Austin, Texas
May 30, 2009

Honorable David Dewhurst , Lieutenant Governor, Senate
Honorable Joe Straus, Speaker of the House, House of Representatives
John S. O'Brien, Director, Legislative Budget Board
SB686 by Davis, Wendy (Relating to the installation, maintenance, or operation of natural gas pipelines on state highways and highway rights-of-way.), Conference Committee Report

No significant fiscal implication to the State is anticipated.

The bill would amend the Transportation Code to allow a gas utility to lay, maintain, and operate a natural gas pipeline through, under, along, or across a controlled access highway in areas of the state specified by the bill only if the pipeline is subject to the regulation of the Texas Railroad Commission and safety standard requirements; the pipeline complies with all applicable state rules and federal regulations on the accommodation of utility facilities on highway right-of-way; and the highway and associated facilities are promptly restored after the installation or maintenance of the pipeline is complete. The bill would authorize the Texas Department of Transportation (TxDOT) to require a gas utility to relocate a facility at the cost of the utility to accommodate a highway project unless the gas utility has a property interest in the land occupied by the facility to be relocated.

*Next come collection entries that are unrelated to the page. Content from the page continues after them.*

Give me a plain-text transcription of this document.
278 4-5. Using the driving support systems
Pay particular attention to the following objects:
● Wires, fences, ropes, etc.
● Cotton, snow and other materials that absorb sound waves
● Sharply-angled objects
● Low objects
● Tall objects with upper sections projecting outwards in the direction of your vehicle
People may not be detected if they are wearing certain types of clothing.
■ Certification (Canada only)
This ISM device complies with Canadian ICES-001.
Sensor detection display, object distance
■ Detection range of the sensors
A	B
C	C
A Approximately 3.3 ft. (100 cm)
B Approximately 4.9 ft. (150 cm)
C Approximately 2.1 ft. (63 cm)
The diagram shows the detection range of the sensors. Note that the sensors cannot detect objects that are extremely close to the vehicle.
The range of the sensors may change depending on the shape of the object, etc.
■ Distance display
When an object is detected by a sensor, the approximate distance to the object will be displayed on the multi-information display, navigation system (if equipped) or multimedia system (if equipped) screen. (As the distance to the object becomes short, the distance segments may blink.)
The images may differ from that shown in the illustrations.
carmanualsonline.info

The bill would require a county to permit access below a county road right-of-way for the installation of a temporary water line that does not interfere with existing utilities. The bill would allow a county to regulate the horizontal or vertical location within the right-of-way.


Based on the analysis of the Texas Department of Transportation, it is assumed any additional costs or duties associated with implementing the provisions of the bill could be absorbed within existing resources.

Local Government Impact

Tarrant County reported the provisions of the bill would not have a significant fiscal impact on their county. Tarrant County stated that as long as the proper permits are completed by the drilling contractors, the county does not have a problem with the installation of a temporary water line along their county roads; usually these temporary water lines are installed for only a period of 4 to 5 weeks and there is no charge for filling out a permit.


The fiscal impact to some counties for repairing roads could be significant, but would vary depending on the amount of damage and the number of temporary water lines that are installed.